Just as the teleological conception of the world held that the Creator made the ox to enable man to eat steaks and wear leather boots, so the wise philosophers and legislators saw no other purpose for the development and role of women than to be the best at being there for the convenience of other human beings, i.e. the men, by taking on the role of reproducing and carrying out domestic servitude.
The entire development of the woman strove one-sidedly towards one exclusive goal: the activities caried out under the protection and responsibility of the man within and for the benefit of the family.
Within this strictly limited sphere of the household, the woman was the most important productive force and was overloaded with tasks geared towards the prosperity and development of the family. However, she was only assigned the duties associated with this position and none of the rights. The man was, as it were, the responsible employer within the family, exploiting the woman’s labour-power in exchange for providing her lifelong upkeep.
As long as production was dependent on the old and flawed instruments of labour, the woman was unable to expand her sphere of activity. The primitive division of labour had tied her to the home; the mode of production kept her tied to it.

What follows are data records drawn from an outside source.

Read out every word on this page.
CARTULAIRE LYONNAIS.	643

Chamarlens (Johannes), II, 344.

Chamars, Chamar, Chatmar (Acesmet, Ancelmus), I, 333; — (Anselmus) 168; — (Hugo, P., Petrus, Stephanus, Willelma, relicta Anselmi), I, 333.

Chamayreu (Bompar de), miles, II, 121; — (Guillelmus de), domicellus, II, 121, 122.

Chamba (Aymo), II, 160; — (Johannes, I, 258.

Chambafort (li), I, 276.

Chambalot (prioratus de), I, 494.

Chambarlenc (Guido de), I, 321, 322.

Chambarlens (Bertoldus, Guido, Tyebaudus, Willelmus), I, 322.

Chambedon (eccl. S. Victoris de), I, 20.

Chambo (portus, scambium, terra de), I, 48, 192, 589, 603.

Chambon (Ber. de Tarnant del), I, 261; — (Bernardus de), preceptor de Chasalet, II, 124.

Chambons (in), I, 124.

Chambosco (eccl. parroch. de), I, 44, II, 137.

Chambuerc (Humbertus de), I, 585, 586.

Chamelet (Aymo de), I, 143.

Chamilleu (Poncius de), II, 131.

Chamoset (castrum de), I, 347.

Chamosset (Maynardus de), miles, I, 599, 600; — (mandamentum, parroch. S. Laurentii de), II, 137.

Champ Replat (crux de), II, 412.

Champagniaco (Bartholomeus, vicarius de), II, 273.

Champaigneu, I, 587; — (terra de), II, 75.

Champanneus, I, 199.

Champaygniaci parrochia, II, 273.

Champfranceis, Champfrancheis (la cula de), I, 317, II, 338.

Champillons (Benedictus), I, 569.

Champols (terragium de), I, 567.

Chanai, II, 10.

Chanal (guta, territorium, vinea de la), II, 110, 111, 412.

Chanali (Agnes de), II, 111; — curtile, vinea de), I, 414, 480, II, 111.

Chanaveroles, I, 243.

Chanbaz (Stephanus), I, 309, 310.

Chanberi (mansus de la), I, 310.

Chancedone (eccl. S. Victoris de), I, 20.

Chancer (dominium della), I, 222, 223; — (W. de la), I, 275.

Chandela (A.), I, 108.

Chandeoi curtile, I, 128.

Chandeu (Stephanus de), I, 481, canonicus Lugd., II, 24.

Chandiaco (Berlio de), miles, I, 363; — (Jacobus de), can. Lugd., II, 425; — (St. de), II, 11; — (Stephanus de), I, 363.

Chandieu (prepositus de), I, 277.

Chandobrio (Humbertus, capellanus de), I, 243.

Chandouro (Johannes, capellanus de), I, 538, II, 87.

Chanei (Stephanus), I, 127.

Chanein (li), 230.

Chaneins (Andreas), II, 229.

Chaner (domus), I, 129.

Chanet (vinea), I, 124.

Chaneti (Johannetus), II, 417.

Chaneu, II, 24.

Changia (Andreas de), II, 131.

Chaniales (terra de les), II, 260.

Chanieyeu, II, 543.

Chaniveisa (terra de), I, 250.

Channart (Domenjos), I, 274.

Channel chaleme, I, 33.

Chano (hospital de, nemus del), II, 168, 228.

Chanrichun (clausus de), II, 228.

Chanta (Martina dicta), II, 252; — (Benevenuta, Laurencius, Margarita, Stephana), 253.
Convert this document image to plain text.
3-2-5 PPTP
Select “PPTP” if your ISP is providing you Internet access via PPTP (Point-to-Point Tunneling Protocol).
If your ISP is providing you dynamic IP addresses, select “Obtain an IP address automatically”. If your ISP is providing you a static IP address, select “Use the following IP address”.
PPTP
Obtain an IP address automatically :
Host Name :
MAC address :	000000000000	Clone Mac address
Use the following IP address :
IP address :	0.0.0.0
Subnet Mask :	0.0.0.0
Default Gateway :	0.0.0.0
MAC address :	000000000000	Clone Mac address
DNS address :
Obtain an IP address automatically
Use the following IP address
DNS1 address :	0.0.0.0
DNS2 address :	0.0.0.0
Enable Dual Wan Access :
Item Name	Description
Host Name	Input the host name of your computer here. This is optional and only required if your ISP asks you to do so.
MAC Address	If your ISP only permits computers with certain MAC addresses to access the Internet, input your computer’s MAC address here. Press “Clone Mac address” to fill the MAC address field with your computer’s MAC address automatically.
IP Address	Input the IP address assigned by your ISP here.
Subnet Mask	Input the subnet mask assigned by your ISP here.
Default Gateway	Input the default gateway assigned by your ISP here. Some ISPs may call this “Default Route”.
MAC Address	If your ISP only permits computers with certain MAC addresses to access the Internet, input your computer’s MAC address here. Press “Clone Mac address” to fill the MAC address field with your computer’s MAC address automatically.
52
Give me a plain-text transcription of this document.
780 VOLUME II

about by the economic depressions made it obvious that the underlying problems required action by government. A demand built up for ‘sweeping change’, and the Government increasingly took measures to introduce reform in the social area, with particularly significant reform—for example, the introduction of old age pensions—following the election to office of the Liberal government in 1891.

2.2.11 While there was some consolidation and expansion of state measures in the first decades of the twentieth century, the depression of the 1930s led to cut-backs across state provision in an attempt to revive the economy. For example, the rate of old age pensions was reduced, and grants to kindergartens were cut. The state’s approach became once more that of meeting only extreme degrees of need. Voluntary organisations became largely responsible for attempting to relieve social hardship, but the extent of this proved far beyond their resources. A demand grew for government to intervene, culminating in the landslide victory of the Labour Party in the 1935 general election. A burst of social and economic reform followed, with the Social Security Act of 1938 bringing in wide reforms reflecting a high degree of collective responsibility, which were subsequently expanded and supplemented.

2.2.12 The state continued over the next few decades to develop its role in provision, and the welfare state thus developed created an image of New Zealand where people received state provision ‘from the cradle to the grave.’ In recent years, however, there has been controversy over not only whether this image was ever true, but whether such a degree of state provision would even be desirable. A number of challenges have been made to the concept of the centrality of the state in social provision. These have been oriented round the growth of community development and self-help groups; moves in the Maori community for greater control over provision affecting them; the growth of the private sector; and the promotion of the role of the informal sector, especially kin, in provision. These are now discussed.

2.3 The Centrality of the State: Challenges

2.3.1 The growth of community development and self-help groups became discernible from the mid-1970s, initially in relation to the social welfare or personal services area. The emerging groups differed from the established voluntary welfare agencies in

The old way of producing was so laborious, time-consuming and unproductive that the woman’s time and energy were completely taken up with producing most of the articles of daily use that were necessary for the family’s upkeep. The esteem in which the old housewife was held, despite being devoid of rights in public life, can thus also be explained with reference to economic motivations. Such esteem was also completely justified, because it did not apply to the woman as such, but to the woman as the outstanding, indispensable source of labour power in the family, producing goods that back then could not be produced by other workers.
It is these conditions that account for the fundamental difference between the role of the housewife in the past and that of the housewife today. The modest role played by the former was justified by the old economic living conditions, whereas the role of the latter has long become an economic anachronism that lacks any justification, because with the change in the mode of production quite different roles fall to the man and the woman inside the family and outside of it in economic life.
The fact that female productive power within the family was indispensable to the production of consumer goods also explains why in the past there was no such thing as a women’s question and that there could not be such a question as long as the old conditions of production prevailed. In the past, there could be talk of gradually improving the position of women in this or that respect, but not of the women’s question in the modern sense of the term, of a shaking up of the entire basis of their position in society, because back then such a transformation would have shaken life and ‘culture’ as a whole to the core. As with the modern workers’ question, the women’s question is in fact a child of large-scale production and industry that has been revolutionised by electricity, mechanical tools and steam power. Although the women’s question includes moral and political elements, it is neither a political nor a moral question, but an economic one.